5. The ‘Sandbox’ privacy solution proposed by Google, which draws on all three principles, does not fully address privacy expectations nor does it provide a uniformly superior alternative to third-party trackers and ad networks placing personalized ads.
These findings have implications for policy and practice. First, rules restricting access to third parties are poor proxies for privacy rules. Although they may limit the flow of data to non-contextual actors, such rules overlook questionable practices of first parties acting in non-contextual, inappropriate ways, or, indeed, third parties acting in contextually appropriate ways (e.g. third-party cybersecurity services). Second, law and policy addressing raw data retention and minimization, alone, will miss privacy violations resulting from inappropriate inferences based on that data, even if the data is restricted and/or minimized.
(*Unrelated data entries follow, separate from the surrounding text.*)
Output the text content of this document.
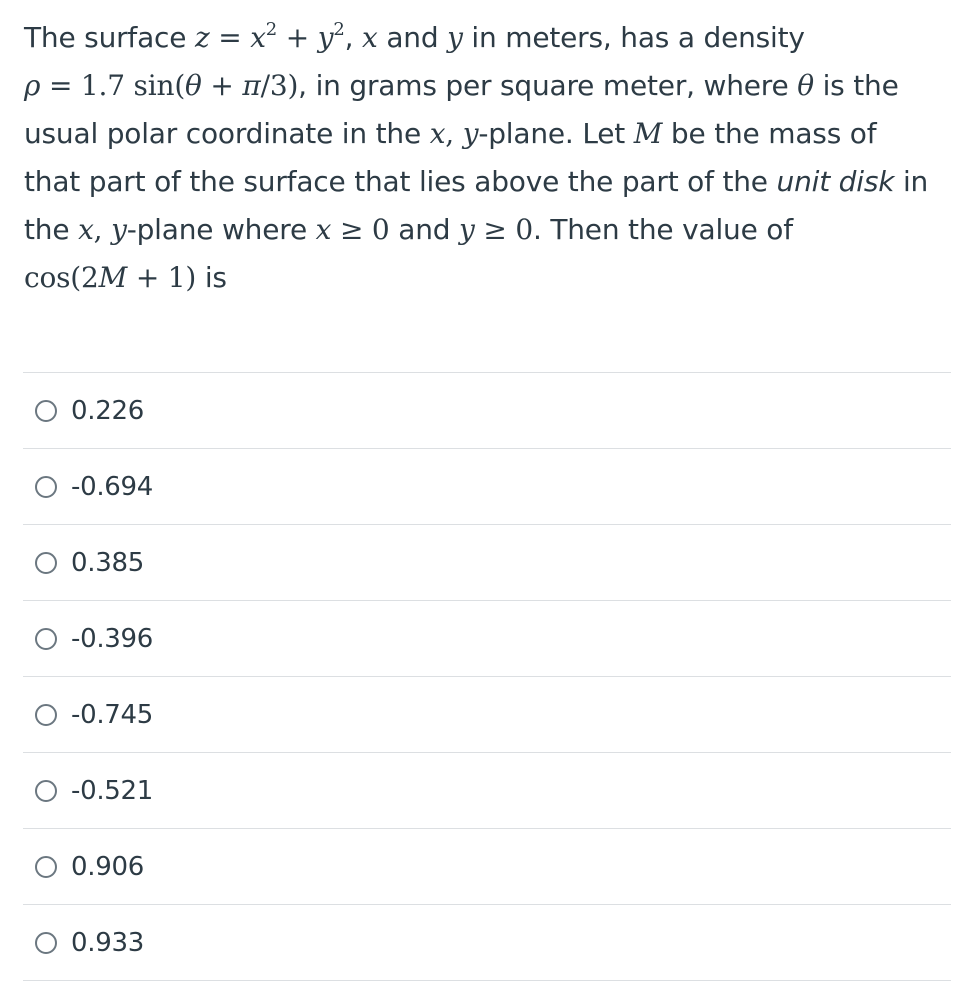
The surface $z = x^2 + y^2$, x and y in meters, has a density
ρ = 1.7 sin(θ + π/3), in grams per square meter, where θ is the
usual polar coordinate in the x, y-plane. Let M be the mass of
that part of the surface that lies above the part of the unit disk in
the x, y-plane where x ≥ 0 and y ≥ 0. Then the value of
cos(2M + 1) is
0.226
-0.694
0.385
-0.396
-0.745
-0.521
0.906
0.933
Third, our results show that consumers care about the purpose for which data is used. Policies and laws that focus on who collects information and what information is collected, but do not restrict the purposes that these practices serve will fail to address significant privacy-violating behaviors. Rules and regulations that focus on where data is held or where processing takes place (e.g., only on users’ devices) would not address privacy-violating behavior if firms still derive inferences about users from that data and use these inferences in service of inappropriate, non-contextual purposes (e.g. web browsers serving targeted advertising.)